Wintersport

Ski-Königin Shiffrin: Die Rekorde purzeln, der Druck fällt ab

Die US-Amerikanerin dominiert den Weltcup nach Belieben

Ski-Königin Shiffrin: Die Rekorde purzeln, der Druck fällt ab

Strahlefrau: Auch in der laufenden Weltcup-Saison ist Mikaela Shiffrin eine Klasse für sich.

Strahlefrau: Auch in der laufenden Weltcup-Saison ist Mikaela Shiffrin eine Klasse für sich. imago

Wenn es ihn in dieser Deutlichkeit tatsächlich noch gebraucht hatte, wurde der symbolische Generationswechsel nach dem Super-G im italienischen Cortina d'Ampezzo endgültig vollzogen. Lindsey Vonn, die Grande Dame vergangener Tage, die in Cortina d'Ampezzo insgesamt zwölfmal gewonnen hatte, wurde - nachdem sie wegen eines Fahrfehlers ausgeschieden war - mit frenetischem Jubel verabschiedet. Währenddessen fuhr Mikaela Shiffrin, längst der neue Stern am Ski-Himmel der Frauen, einmal mehr zum Sieg. Die Umarmung beider Protagonistinnen, inklusive Glückwünschen zu dem, was war (Vonn), und zu dem, was ist (Shiffrin), besiegelte die Wachablösung ein für alle Mal.

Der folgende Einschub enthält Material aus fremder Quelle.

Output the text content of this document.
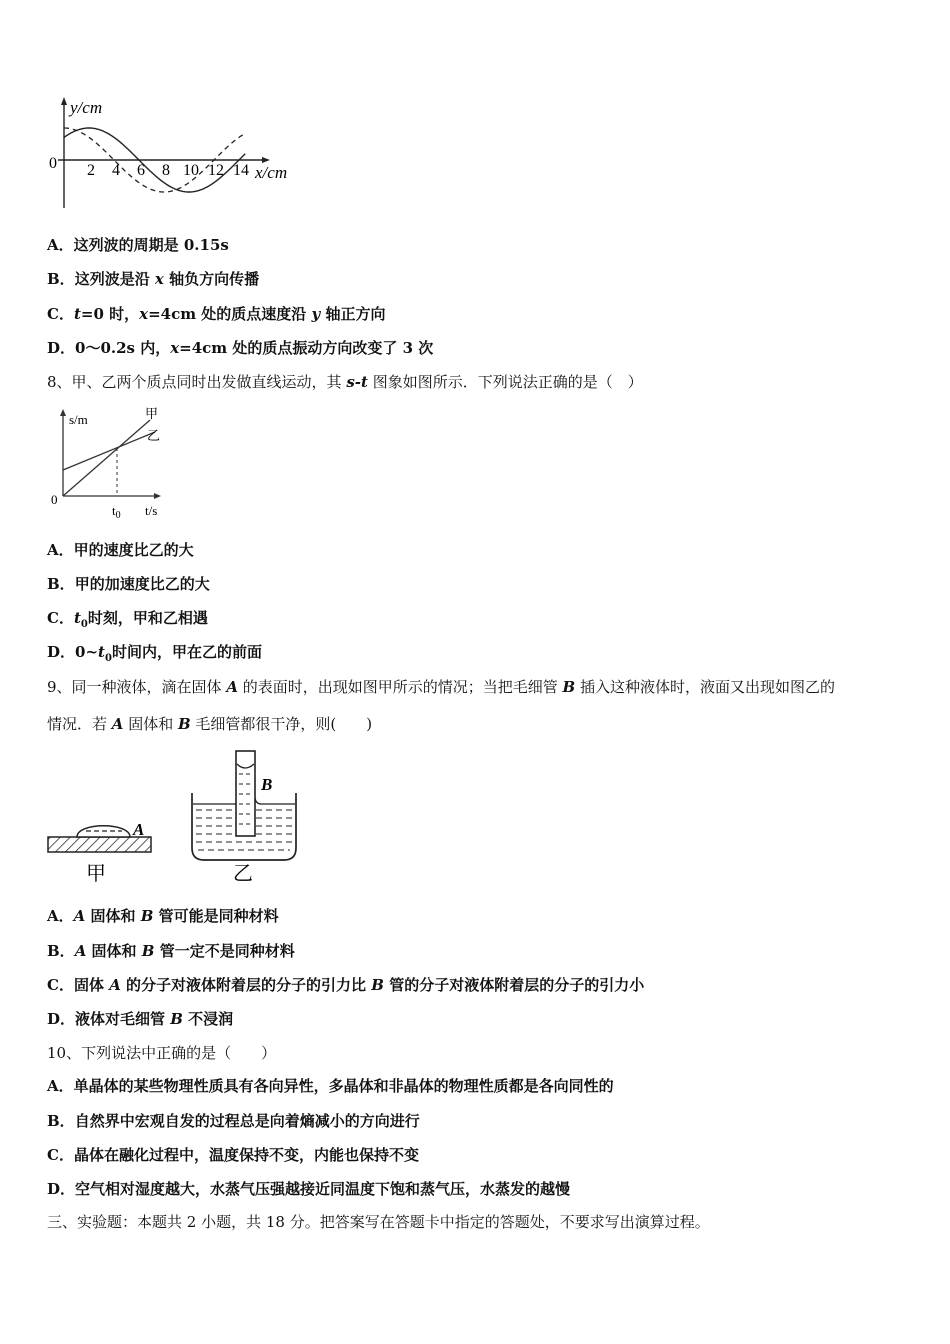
y/cm
0 2 4 6 8 10 12 14 x/cm
A．这列波的周期是 0.15s
B．这列波是沿 x 轴负方向传播
C．t=0 时，x=4cm 处的质点速度沿 y 轴正方向
D．0～0.2s 内，x=4cm 处的质点振动方向改变了 3 次
8、甲、乙两个质点同时出发做直线运动，其 s-t 图象如图所示．下列说法正确的是（　）
s/m
0
$t_0$ t/s
甲
乙
A．甲的速度比乙的大
B．甲的加速度比乙的大
C．$t_0$时刻，甲和乙相遇
D．$0\sim t_0$时间内，甲在乙的前面
9、同一种液体，滴在固体 A 的表面时，出现如图甲所示的情况；当把毛细管 B 插入这种液体时，液面又出现如图乙的
情况．若 A 固体和 B 毛细管都很干净，则(　　)
A
甲
B
乙
A．A 固体和 B 管可能是同种材料
B．A 固体和 B 管一定不是同种材料
C．固体 A 的分子对液体附着层的分子的引力比 B 管的分子对液体附着层的分子的引力小
D．液体对毛细管 B 不浸润
10、下列说法中正确的是（　　）
A．单晶体的某些物理性质具有各向异性，多晶体和非晶体的物理性质都是各向同性的
B．自然界中宏观自发的过程总是向着熵减小的方向进行
C．晶体在融化过程中，温度保持不变，内能也保持不变
D．空气相对湿度越大，水蒸气压强越接近同温度下饱和蒸气压，水蒸发的越慢
三、实验题：本题共 2 小题，共 18 分。把答案写在答题卡中指定的答题处，不要求写出演算过程。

Keine Frau vor ihr, kein Mann vor ihr

"Was Lindsey geleistet hat, wird ihre Karriere überdauern. Sie hat so viele Fans auf der ganzen Welt", adelte Shiffrin Vonn im Sieger-Interview, das sie nach fast jedem Rennen zu geben hat. Auf die Zahl von inzwischen 54 Weltcup-Erfolgen sollte man sich bei ihr aber besser nicht festlegen - sie wird quasi von Wochenende zu Wochenende größer. In dieser Saison sind es bereits zehn Siege, bevorzugt in ihrer Parade-Disziplin, dem Slalom. Doch die Ausnahmekönnerin ist weitaus mehr als eine Slalom-Spezialistin: Am 2. Dezember 2018 gewann die zweimalige Gesamt-Weltcup-Siegerin erstmals einen Super-G und war damit in allen sechs alpinen Disziplinen (Slalom, Riesenslalom, Super-G, Abfahrt, Parallelrennen, Kombination) mindestens einmal erfolgreich - das schaffte keine Frau und kein Mann vor ihr.

Ich kann es nicht erklären. Ich bekomme das gar nicht so wirklich mit.

Mikaela Shiffrin über ihre unglaublichen Erfolge

Von Rekorden will sie nichts wissen

Der Slalom-Sieg am 29. Dezember 2018 brach Marlies Schilds Rekord für die meisten Siege einer Frau in der technischen Disziplin, gleichzeitig stellte er Shiffrins 15. Weltcup-Erfolg des Kalenderjahres dar - auch das war ein absolutes Novum. Regelmäßig zu hören, sie habe diesen Rekord gebrochen oder jene Bestmarke durchstoßen, geht Shiffrin nicht nur auf die Nerven, es hat sie inzwischen auch abgestumpft. "Ich habe mich daran gewöhnt. Das macht es leichter, sich auf das Wesentliche konzentrieren zu können. Und das ist das Skifahren." Was sie zurzeit besser macht als alle anderen. Vielleicht besser als alle, die es bisher versucht haben. Für Landsmann und Ski-Legende Bode Miller ist die 23-Jährige schon jetzt die beste Fahrerin aller Zeiten.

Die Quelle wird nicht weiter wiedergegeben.